Tiga hari setelah Giro d’Italia dimulai, Tadej Pogačar tampak tak terbendung. Ia telah memangkas waktu pada setiap etape sejauh ini, termasuk pada etape kedua menuju Oropa. Kini, ia nyaman mengenakan jersey merah muda sebagai pemimpin balapan, unggul 46 detik dari Geraint Thomas (Ineos Grenadiers).
Tergoda rasanya untuk menyatakan Pogačar telah pasti menang, namun begitulah balapan Grand Tour. Masih ada 19 hari lagi.
Berbeda dengan pembalap yang cenderung bertahan, Pogačar justru menyerang habis-habisan. Pada etape ketiga yang seharusnya menjadi ajang sprint, pembalap UAE Team Emirates ini malah melakukan lonjakan di akhir. Ia satu-satunya pembalap yang berupaya memenangi setiap etape.
Ancaman terbesar bagi Pogačar bukan lawan-lawannya, melainkan hasratnya sendiri untuk terus berlomba. Jelas terlihat bahwa pembalap Slovenia ini adalah yang terbaik dalam Giro d’Italia kali ini.
Semangat tak terbatas dan keinginan tak terpuaskan untuk menyerang adalah bagian dari yang membuat Pogačar menjadi rider paling menarik untuk disaksikan. Ia mengubah etape yang berpotensi membosankan menjadi pertandingan yang mendebarkan.
Namun, energinya bukannya tidak terbatas. Berkali-kali ia habis-habisan menyerang, meskipun itu hanya menghabiskan sedikit energi. Bisakah pemimpin Giro saat ini terus seperti ini selama 21 hari? Ia mungkin memiliki lebih banyak energi daripada yang lain, tetapi sejarah menunjukkan bahwa ia juga manusia biasa.
Terlalu bersemangat pernah membuatnya gagal di dua Tour de France terakhir, saat Jonas Vingegaard membuatnya mengeluarkan terlalu banyak energi sehingga ambruk, seperti di Col de Granon pada 2022 dan Col la Loze pada 2023.

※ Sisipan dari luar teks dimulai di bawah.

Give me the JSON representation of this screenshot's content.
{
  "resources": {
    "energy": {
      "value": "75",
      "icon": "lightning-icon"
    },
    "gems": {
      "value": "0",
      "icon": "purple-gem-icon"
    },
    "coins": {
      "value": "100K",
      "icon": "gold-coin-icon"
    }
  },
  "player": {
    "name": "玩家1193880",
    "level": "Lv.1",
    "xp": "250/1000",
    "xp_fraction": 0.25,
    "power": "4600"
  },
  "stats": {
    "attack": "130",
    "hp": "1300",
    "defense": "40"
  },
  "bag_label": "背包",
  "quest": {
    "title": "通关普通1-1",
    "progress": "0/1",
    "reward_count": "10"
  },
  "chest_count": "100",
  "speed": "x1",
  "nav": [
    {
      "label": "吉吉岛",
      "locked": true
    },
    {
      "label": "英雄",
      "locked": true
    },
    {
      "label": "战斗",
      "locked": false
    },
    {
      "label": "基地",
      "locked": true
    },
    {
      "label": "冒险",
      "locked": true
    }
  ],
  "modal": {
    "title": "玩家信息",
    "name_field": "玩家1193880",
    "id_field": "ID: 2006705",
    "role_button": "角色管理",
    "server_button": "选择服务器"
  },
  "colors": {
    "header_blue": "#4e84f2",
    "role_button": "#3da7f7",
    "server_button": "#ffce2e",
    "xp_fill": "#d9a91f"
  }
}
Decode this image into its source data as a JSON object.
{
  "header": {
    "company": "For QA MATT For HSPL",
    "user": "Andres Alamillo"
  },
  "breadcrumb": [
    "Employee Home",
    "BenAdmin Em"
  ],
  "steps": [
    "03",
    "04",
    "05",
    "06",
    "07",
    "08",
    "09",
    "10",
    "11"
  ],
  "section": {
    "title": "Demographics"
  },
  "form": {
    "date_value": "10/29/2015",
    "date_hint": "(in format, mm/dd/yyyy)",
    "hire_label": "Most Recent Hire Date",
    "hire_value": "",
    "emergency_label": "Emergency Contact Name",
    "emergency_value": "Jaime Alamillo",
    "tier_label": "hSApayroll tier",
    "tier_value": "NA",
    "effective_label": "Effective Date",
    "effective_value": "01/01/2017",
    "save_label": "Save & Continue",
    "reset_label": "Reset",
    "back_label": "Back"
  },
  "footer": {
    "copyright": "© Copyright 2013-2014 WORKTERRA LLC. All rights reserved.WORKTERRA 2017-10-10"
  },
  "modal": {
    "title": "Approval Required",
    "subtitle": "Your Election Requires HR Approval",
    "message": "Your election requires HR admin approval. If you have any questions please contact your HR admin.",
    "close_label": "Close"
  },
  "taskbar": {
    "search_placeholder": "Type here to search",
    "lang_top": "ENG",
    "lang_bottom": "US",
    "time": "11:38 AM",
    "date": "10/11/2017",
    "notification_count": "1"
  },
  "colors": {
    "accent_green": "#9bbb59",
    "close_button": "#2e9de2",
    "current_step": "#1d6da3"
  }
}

Pasca-kekalahan pada 2022, Pogačar berjanji tidak akan mengubah gayanya. "Jumbo-Visa bermain lebih baik, mereka sangat kuat. Itu hanya satu etape. Saya sangat menikmati balapan dan saya tidak akan mengubah gaya saya."
Ia tidak berubah. Ia tetap menyerang seperti biasanya, dan itulah yang merugikannya di Tour tahun lalu.
Vingegaard tidak hadir di Giro kali ini, sehingga tugas Pogačar sedikit lebih mudah. Namun, balapan ini tidak akan otomatis menjadi pesta pora baginya. Tim seperti Ineos Grenadiers dan Bora-Hansgrohe mampu mempersulit Giro, dan jika mereka bisa membuat Pogačar terus menyerang, maka ia mungkin tidak bisa dikalahkan.
Balapan GC yang konservatif bukanlah gayanya. Jadi jika ia tergoda untuk menghabiskan energinya, pasti ada yang akan menyerah. Terus tekan, terus coba merebut kemenangan etape dari Pogačar, dan ia mungkin akan terus mengejar. Isolasi pembalap berusia 25 tahun itu, dan buat ia bekerja keras. Begitulah cara Visma mengalahkannya dalam beberapa tahun terakhir, dan ada banyak tim yang bersedia menghadapinya pada beberapa minggu ke depan.
Sesuatu akan terjadi, terlebih karena pembalap Slovenia itu juga mengincar kemenangan Tour de France pada Juli mendatang, sebelum berlaga di Olimpiade sebagai salah satu favorit. Gaya serangan habis-habisan bisa saja yang akan menyerah, meskipun kecil kemungkinannya.